The Mind's Transformer: Computational Neuroanatomy of LLM-Brain Alignment
Abstract
The alignment of Large Language Models (LLMs) and brain activity provides a powerful framework to advance our understanding of cognitive neuroscience and artificial intelligence. In this work, we zoom into one of the fundamental units of LLMs—the transformer block—to provide the first systematic computational neuroanatomy of its internal operations and human brain acitivity during language processing. Analyzing 21 state-of-the-art LLMs across five model families, we extract and evaluate 13 distinct intermediate states per transformer block—from initial layer normalization through attention mechanisms to feed-forward networks (FFNs). Our analysis reveals three key findings: (1) The commonly used hidden states in LLMs are surprisingly suboptimal, with over 90\% of brain voxels in sensory and language regions better explained by previously unexplored intermediate computations; (2) Different computational stages within a single transformer block map to anatomically distinct brain systems, revealing an intra-block hierarchy where early attention states align with sensory cortices while later FFN states correspond to association areas—mirroring the cortical processing hierarchy; (3) Rotary Positional Embeddings (RoPE) specifically enhance alignment along the brain's auditory processing streams.
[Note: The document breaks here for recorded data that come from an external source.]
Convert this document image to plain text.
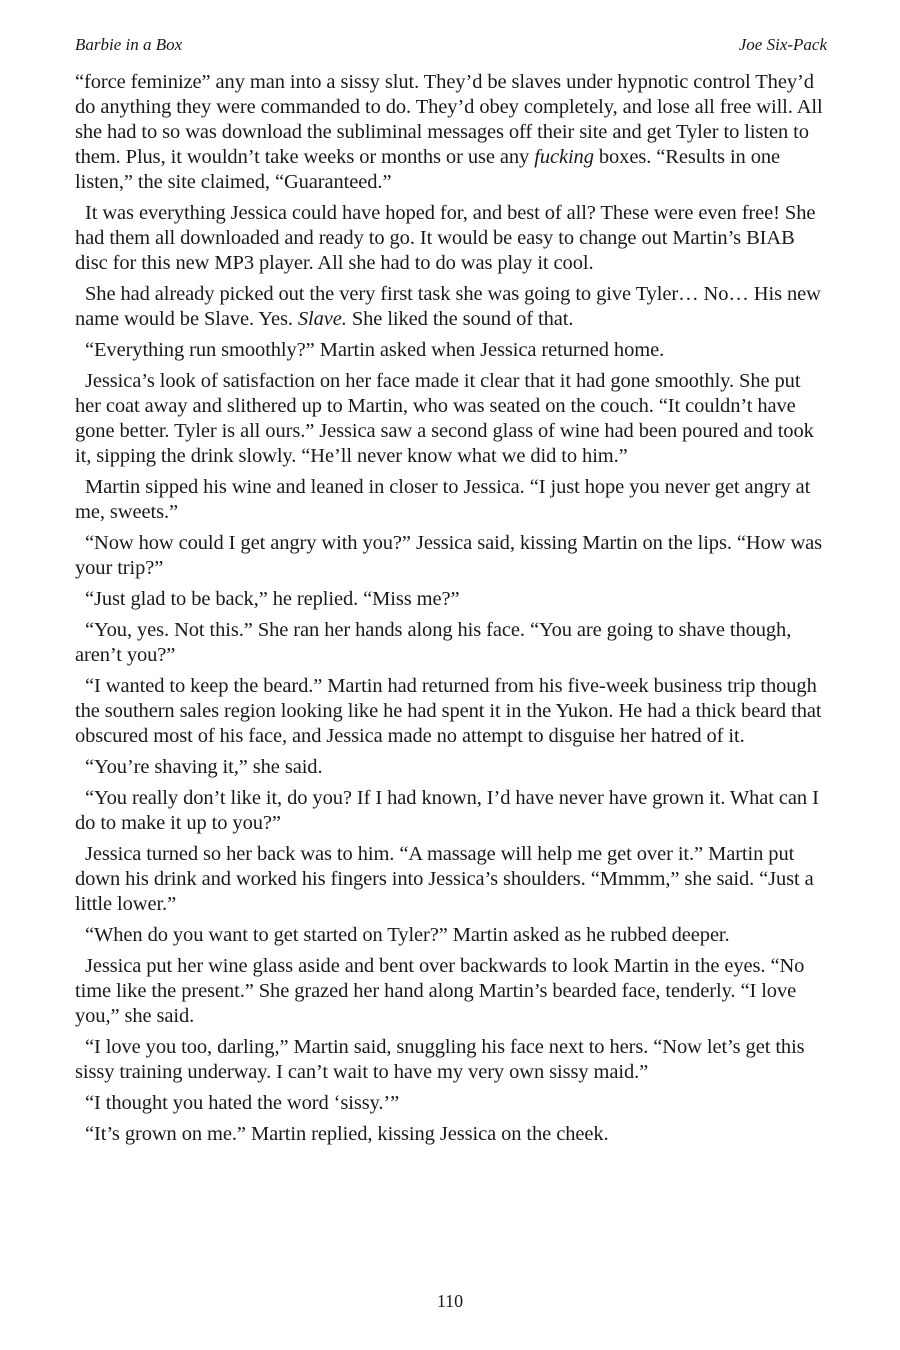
Barbie in a Box	Joe Six-Pack

“force feminize” any man into a sissy slut. They’d be slaves under hypnotic control They’d do anything they were commanded to do. They’d obey completely, and lose all free will. All she had to so was download the subliminal messages off their site and get Tyler to listen to them. Plus, it wouldn’t take weeks or months or use any fucking boxes. “Results in one listen,” the site claimed, “Guaranteed.”

It was everything Jessica could have hoped for, and best of all? These were even free! She had them all downloaded and ready to go. It would be easy to change out Martin’s BIAB disc for this new MP3 player. All she had to do was play it cool.

She had already picked out the very first task she was going to give Tyler… No… His new name would be Slave. Yes. Slave. She liked the sound of that.

“Everything run smoothly?” Martin asked when Jessica returned home.

Jessica’s look of satisfaction on her face made it clear that it had gone smoothly. She put her coat away and slithered up to Martin, who was seated on the couch. “It couldn’t have gone better. Tyler is all ours.” Jessica saw a second glass of wine had been poured and took it, sipping the drink slowly. “He’ll never know what we did to him.”

Martin sipped his wine and leaned in closer to Jessica. “I just hope you never get angry at me, sweets.”

“Now how could I get angry with you?” Jessica said, kissing Martin on the lips. “How was your trip?”

“Just glad to be back,” he replied. “Miss me?”

“You, yes. Not this.” She ran her hands along his face. “You are going to shave though, aren’t you?”

“I wanted to keep the beard.” Martin had returned from his five-week business trip though the southern sales region looking like he had spent it in the Yukon. He had a thick beard that obscured most of his face, and Jessica made no attempt to disguise her hatred of it.

“You’re shaving it,” she said.

“You really don’t like it, do you? If I had known, I’d have never have grown it. What can I do to make it up to you?”

Jessica turned so her back was to him. “A massage will help me get over it.” Martin put down his drink and worked his fingers into Jessica’s shoulders. “Mmmm,” she said. “Just a little lower.”

“When do you want to get started on Tyler?” Martin asked as he rubbed deeper.

Jessica put her wine glass aside and bent over backwards to look Martin in the eyes. “No time like the present.” She grazed her hand along Martin’s bearded face, tenderly. “I love you,” she said.

“I love you too, darling,” Martin said, snuggling his face next to hers. “Now let’s get this sissy training underway. I can’t wait to have my very own sissy maid.”

“I thought you hated the word ‘sissy.’”

“It’s grown on me.” Martin replied, kissing Jessica on the cheek.

110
Per-head queries with RoPE best explain 74\% of auditory cortex activity compared to 8\% without RoPE, providing the first neurobiological validation of this architectural component in LLMs. Building on these insights, we propose MindTransformer, a feature selection framework that learns brain-aligned representations from all intermediate states. MindTransformer achieves significant brain alignment performance, with correlation improvements in primary auditory cortex exceeding gains from 456× model scaling. Our computational neuroanatomy approach opens new directions for understanding both biological intelligence through the lens of transformer computations and artificial intelligence through principles of brain organization.